Mitch catches up with me as I run to the back of the house. “Justine, wait. Calm down.”

“You calm down! I want my dog.” I scramble up the steps to the deck and grab the handle of the slider. Locked. Cupping my hands around my face, I peer into their living room. Dog toys litter the space—stuffies and squeakies. A chew bone and a fleece pad lie on the couch. But no dog. If Mack was in there, he’d be frantic with excitement. I step back from the window.

Mitch calls up to me. “Justine. This is Jennifer. She’s the Parmalees’ neighbor.” Mitch is still at the bottom of the stairs, and with him is a young woman, staring up at me like I have two heads.

“Why don’t you come down and we’ll talk.” Jennifer is wearing pink scrubs and white clogs and her tone is pure charge nurse.

“All right.” I’m not going to let this stranger prevent me from claiming my dog, but I won’t misbehave. “My name is Justine Meade. I saw the Parmalees’ ad for a lost dog in the paper. He’s mine. I just want him back.”

“Buddy’s yours, then?”

“Buddy? No. Mack, short for Maksim.
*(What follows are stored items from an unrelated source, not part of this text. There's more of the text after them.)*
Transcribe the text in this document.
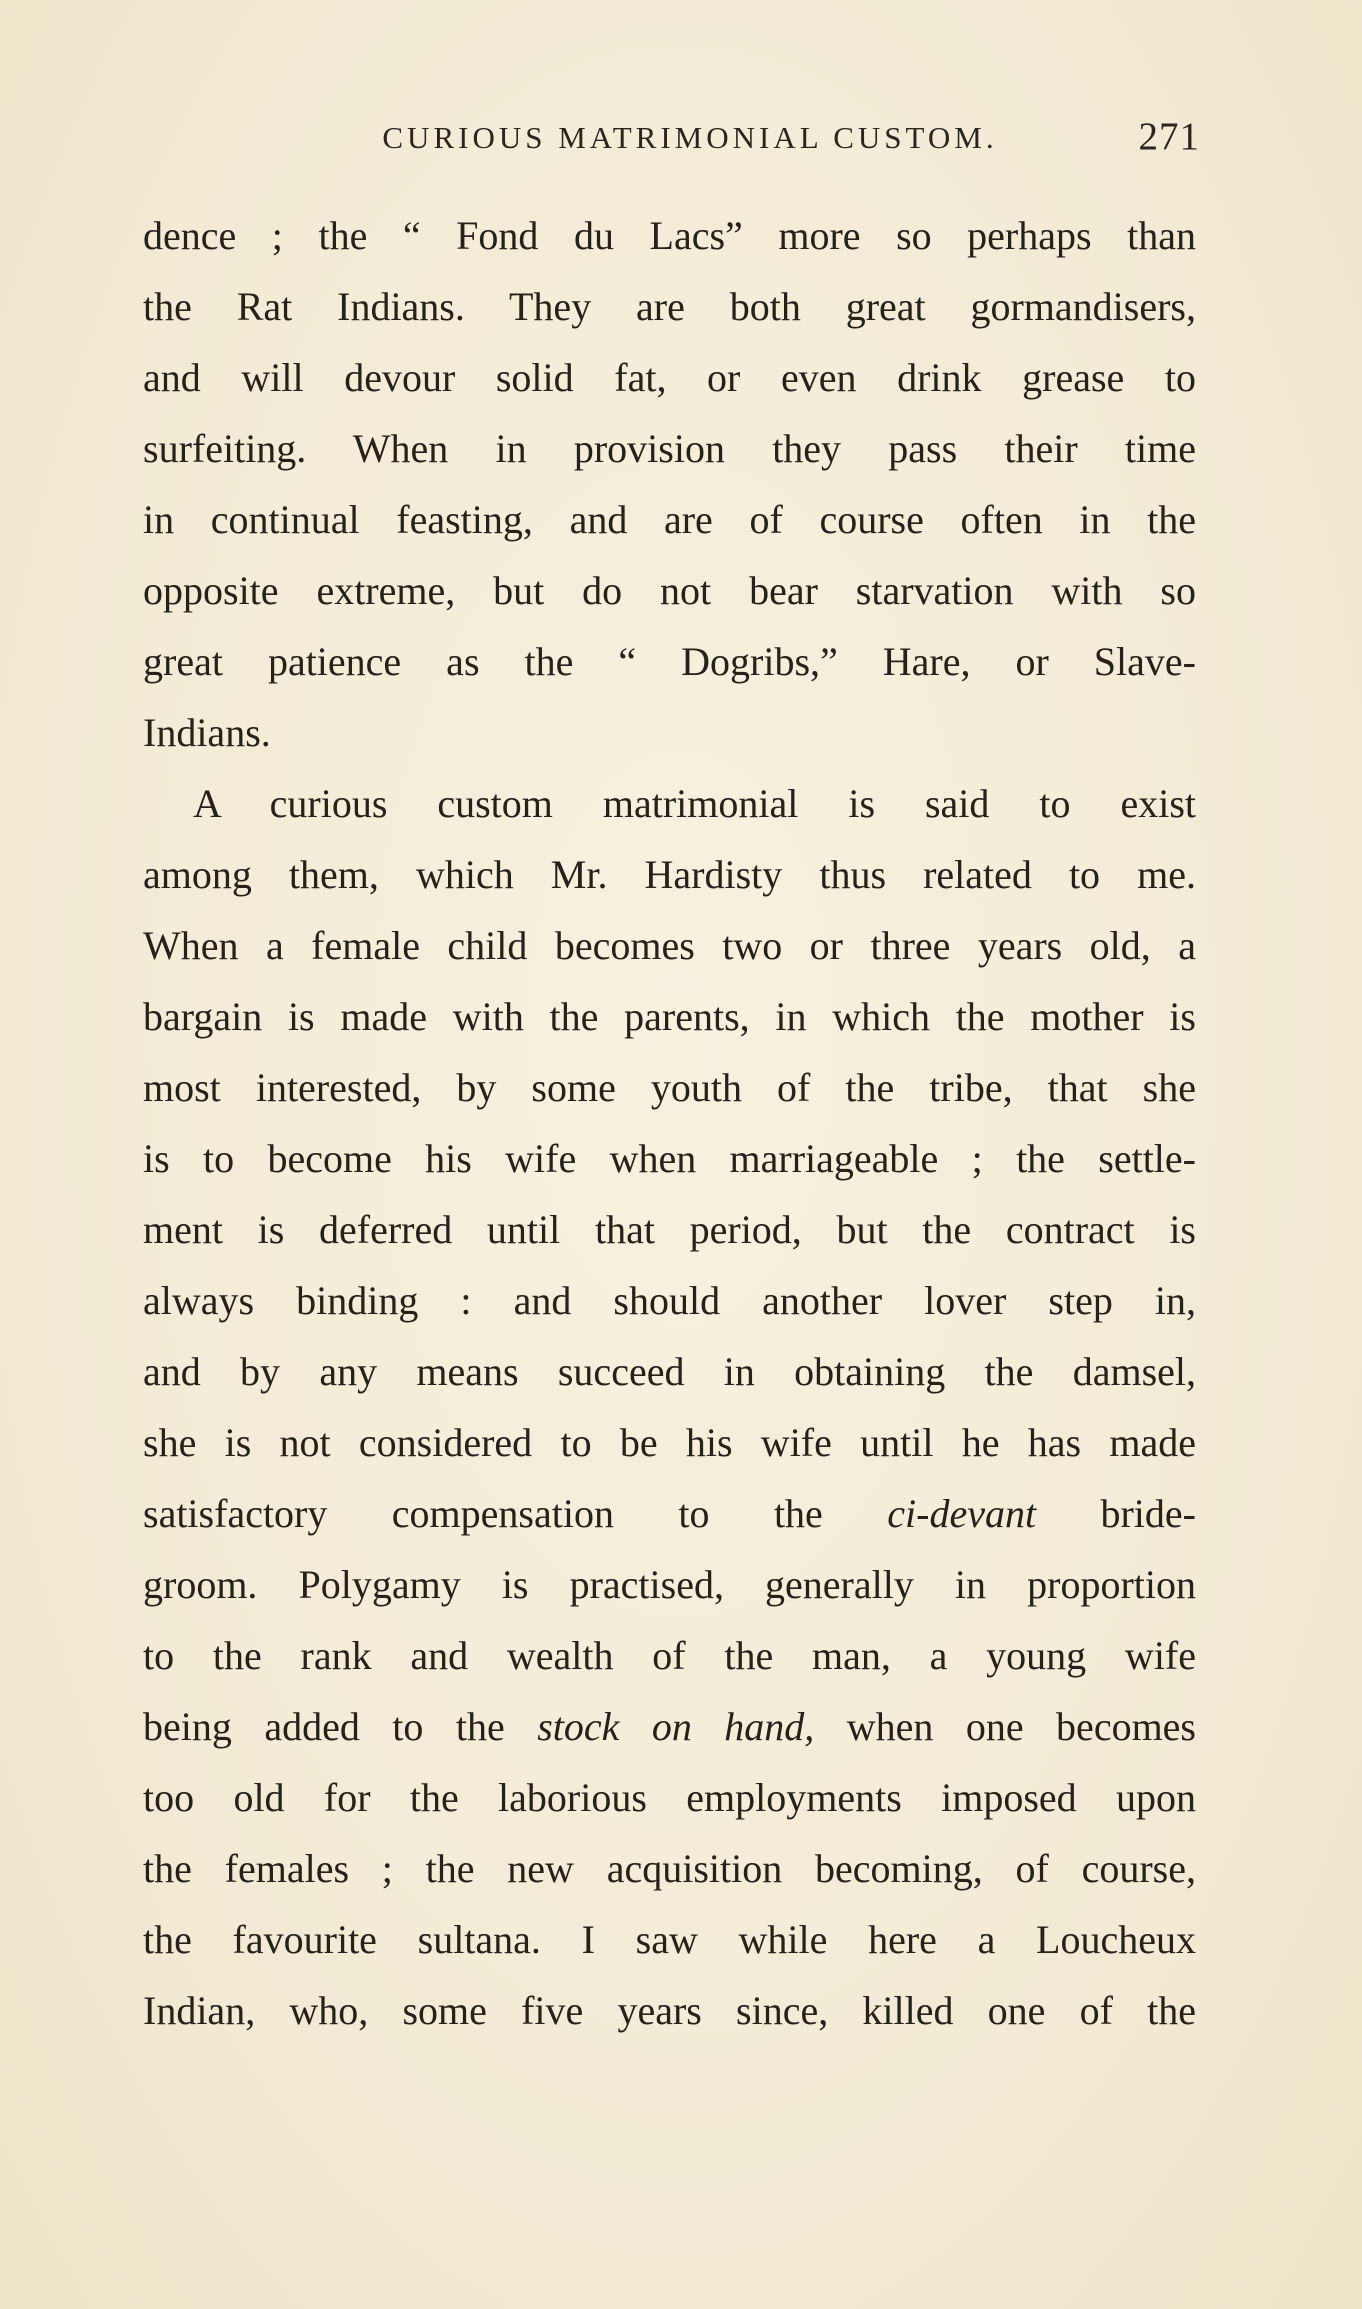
CURIOUS MATRIMONIAL CUSTOM.	271
dence ; the “ Fond du Lacs” more so perhaps than
the Rat Indians. They are both great gormandisers,
and will devour solid fat, or even drink grease to
surfeiting. When in provision they pass their time
in continual feasting, and are of course often in the
opposite extreme, but do not bear starvation with so
great patience as the “ Dogribs,” Hare, or Slave-
Indians.
A curious custom matrimonial is said to exist
among them, which Mr. Hardisty thus related to me.
When a female child becomes two or three years old, a
bargain is made with the parents, in which the mother is
most interested, by some youth of the tribe, that she
is to become his wife when marriageable ; the settle-
ment is deferred until that period, but the contract is
always binding : and should another lover step in,
and by any means succeed in obtaining the damsel,
she is not considered to be his wife until he has made
satisfactory compensation to the ci-devant bride-
groom. Polygamy is practised, generally in proportion
to the rank and wealth of the man, a young wife
being added to the stock on hand, when one becomes
too old for the laborious employments imposed upon
the females ; the new acquisition becoming, of course,
the favourite sultana. I saw while here a Loucheux
Indian, who, some five years since, killed one of the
Are you going to ask me to prove ownership?”

“I’m not. They might.” Jennifer sits down on the second step. “He’s been good for them.”

“That’s the second time someone has said that. I heard about their loss. I’m not unsympathetic, but he’s my dog.”

“How’d you hear about Stacy?”

Mitch chimes in. “The coffee shop. We stopped for directions.”

“Small town. Everybody not only knows everyone else’s business but then makes it their business to talk about it.” Jennifer gets up. “Come on over to my house for coffee. I don’t know where they’ve gone, but I have Alice’s cell phone number. I’ll call them.”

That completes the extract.